Amministratori

Niente spazio per la propaganda politica se non si dichiara di ripudiare fascismo e nazismo

di Daniela Casciola

Legittima la pretesa del Comune di una dichiarazione di impegno al rispetto dei valori costituzionali e, in particolare, di ripudio del fascismo e nazismo e di adesione ai valori dell'antifascismo da chi ha richiesto la concessione di spazi pubblici per propaganda politica ed elettorale.
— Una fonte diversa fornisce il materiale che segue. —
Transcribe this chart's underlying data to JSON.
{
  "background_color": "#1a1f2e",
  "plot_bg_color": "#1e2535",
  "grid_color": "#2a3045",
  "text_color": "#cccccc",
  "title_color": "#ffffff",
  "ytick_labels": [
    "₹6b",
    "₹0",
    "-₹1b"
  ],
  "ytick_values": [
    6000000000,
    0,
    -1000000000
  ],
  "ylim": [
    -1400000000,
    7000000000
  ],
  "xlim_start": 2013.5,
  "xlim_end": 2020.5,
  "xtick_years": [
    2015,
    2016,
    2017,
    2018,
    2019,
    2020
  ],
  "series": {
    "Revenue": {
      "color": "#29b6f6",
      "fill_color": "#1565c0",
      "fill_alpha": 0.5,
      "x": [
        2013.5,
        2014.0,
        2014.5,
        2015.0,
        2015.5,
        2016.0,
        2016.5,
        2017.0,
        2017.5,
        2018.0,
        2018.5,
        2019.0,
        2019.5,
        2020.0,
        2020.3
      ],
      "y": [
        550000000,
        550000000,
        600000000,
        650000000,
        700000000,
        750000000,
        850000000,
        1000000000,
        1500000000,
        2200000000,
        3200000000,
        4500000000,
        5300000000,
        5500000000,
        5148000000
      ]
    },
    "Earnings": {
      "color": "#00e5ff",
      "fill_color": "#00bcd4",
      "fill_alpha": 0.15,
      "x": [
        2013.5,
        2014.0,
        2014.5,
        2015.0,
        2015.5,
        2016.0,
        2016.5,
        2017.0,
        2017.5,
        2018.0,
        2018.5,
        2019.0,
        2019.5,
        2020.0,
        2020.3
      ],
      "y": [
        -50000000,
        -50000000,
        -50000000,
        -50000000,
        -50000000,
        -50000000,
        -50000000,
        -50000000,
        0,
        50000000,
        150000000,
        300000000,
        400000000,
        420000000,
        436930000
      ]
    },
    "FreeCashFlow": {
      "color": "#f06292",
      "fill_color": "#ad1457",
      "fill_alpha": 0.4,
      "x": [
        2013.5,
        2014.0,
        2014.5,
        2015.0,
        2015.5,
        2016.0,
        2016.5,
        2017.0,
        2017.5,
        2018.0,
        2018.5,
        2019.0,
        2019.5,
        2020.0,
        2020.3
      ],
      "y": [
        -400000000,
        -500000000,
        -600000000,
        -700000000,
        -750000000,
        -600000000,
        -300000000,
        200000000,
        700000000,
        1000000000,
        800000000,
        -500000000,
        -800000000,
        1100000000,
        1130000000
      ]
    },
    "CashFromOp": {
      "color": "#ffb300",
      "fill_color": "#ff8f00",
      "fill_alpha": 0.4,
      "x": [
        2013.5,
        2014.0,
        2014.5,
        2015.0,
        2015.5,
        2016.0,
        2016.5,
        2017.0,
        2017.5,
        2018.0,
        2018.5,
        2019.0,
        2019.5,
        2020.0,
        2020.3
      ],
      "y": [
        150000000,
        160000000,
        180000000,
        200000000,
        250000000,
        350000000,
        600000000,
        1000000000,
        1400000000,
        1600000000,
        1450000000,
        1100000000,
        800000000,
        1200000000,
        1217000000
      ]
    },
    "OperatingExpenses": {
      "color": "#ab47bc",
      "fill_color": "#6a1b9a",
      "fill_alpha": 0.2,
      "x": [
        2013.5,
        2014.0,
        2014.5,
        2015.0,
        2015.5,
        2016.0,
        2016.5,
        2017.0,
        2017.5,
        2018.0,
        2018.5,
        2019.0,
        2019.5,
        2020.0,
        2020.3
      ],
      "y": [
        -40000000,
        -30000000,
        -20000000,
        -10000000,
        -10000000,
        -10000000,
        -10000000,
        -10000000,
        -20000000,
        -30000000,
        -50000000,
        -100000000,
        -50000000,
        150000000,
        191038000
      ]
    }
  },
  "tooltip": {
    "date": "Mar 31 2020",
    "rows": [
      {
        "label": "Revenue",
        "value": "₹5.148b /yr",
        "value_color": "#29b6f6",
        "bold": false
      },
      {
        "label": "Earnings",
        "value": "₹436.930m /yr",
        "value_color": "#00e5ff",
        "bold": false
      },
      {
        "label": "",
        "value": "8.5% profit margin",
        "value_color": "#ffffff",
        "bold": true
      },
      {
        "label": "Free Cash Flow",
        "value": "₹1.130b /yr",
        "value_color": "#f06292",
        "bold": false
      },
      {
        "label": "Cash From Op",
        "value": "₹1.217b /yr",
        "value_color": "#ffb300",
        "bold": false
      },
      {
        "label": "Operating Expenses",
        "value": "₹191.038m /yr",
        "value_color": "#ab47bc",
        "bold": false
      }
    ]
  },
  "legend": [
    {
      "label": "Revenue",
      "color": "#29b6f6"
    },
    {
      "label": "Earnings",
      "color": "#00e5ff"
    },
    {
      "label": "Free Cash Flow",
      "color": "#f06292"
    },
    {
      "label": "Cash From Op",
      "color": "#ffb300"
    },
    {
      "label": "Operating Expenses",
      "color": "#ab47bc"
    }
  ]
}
Lo ha stabilito la sentenza del Tar Piemonte n. 447/2019.

I fatti
La vicenda è accaduta a Rivoli la cui amministrazione, preso atto del ripetersi sempre più frequente di manifestazioni promosse da organizzazioni «neofasciste, portatrici di idee e di valori che si collocano al di fuori del perimetro costituzionale» si era impegnata a non concedere spazi o suolo pubblici a coloro i quali «non garantiscano di rispettare i valori sanciti dalla Costituzione, professando e/o praticando comportamenti fascisti, razzisti e omofobi». In particolare, subordinando «la concessione di suolo pubblico, spazi e sale di proprietà del Comune, a dichiarazione esplicita di rispetto dei valori antifascisti sanciti dall'ordinamento repubblicano».
Una cittadina, agendo «in nome e per conto di Casapound Italia», chiedeva al Comune l'autorizzazione a occupare il suolo pubblico per svolgere propaganda politica. Alla propria istanza, la richiedente allegava una dichiarazione difforme dal modello-tipo approvato dall'amministrazione omettendo, volutamente, la parte di dichiarazione relativa al «ripudio del fascismo e del nazismo» e all'adesione «ai valori dell'antifascismo». Di qui io contenzioso partito dalla contestazione che l'amministrazione non avrebbe potuto imporre ai cittadini di aderire a non meglio identificati «valori dell'antifascismo» che non sono richiamati in alcuna parte del testo costituzionale, né a «ripudiare il fascismo e il nazismo», atteso che il ripudio attinge alla sfera interna dell'individuo, che non può essere coartata dall'amministrazione in assenza di comportamenti e manifestazioni esteriori che si pongano in contrasto con le norme costituzionali e con le leggi dello Stato.

La decisione
Il Tar ha innanzitutto chierito che i valori dell'antifascismo e della Resistenza e il ripudio dell'ideologia autoritaria propria del ventennio fascista sono valori fondanti la Costituzione repubblicana del 1948, non solo perché sottesi implicitamente all'affermazione del carattere democratico della Repubblica italiana e alla proclamazione solenne dei diritti e delle libertà fondamentali dell'individuo, ma anche perché affermati esplicitamente sia nella XII disposizione transitoria e finale della Costituzione, che vieta la riorganizzazione, sotto qualsiasi forma, del disciolto partito fascista, sia nell'articolo 1 della legge Scelba n. 645/1952. I principi affermati in queste norme costituiscono un limite alla libertà di manifestazione del pensiero, di riunione e di associazione degli individui, le quali non possono esplicarsi in forme che denotino un concreto tentativo di raccogliere adesioni a un progetto di ricostituzione del disciolto partito fascista.
Ciò chiarito in linea generale, il Tar ha ricordato che la disciplina dell'occupazione del suolo pubblico è demandata ai Comuni, sia in ordine alla individuazione dei presupposti che in ordine alla determinazione del canone. La legge, in particolare, non predetermina le finalità in vista delle quali può essere attribuito a privati l'uso esclusivo del suolo pubblico, ma rimette ai Comuni il potere di regolamentarle e valutarle caso per caso, in funzione della meritevolezza dell'interesse perseguito e della sua idoneità a giustificare la sottrazione temporanea del bene pubblico all'utilizzo collettivo.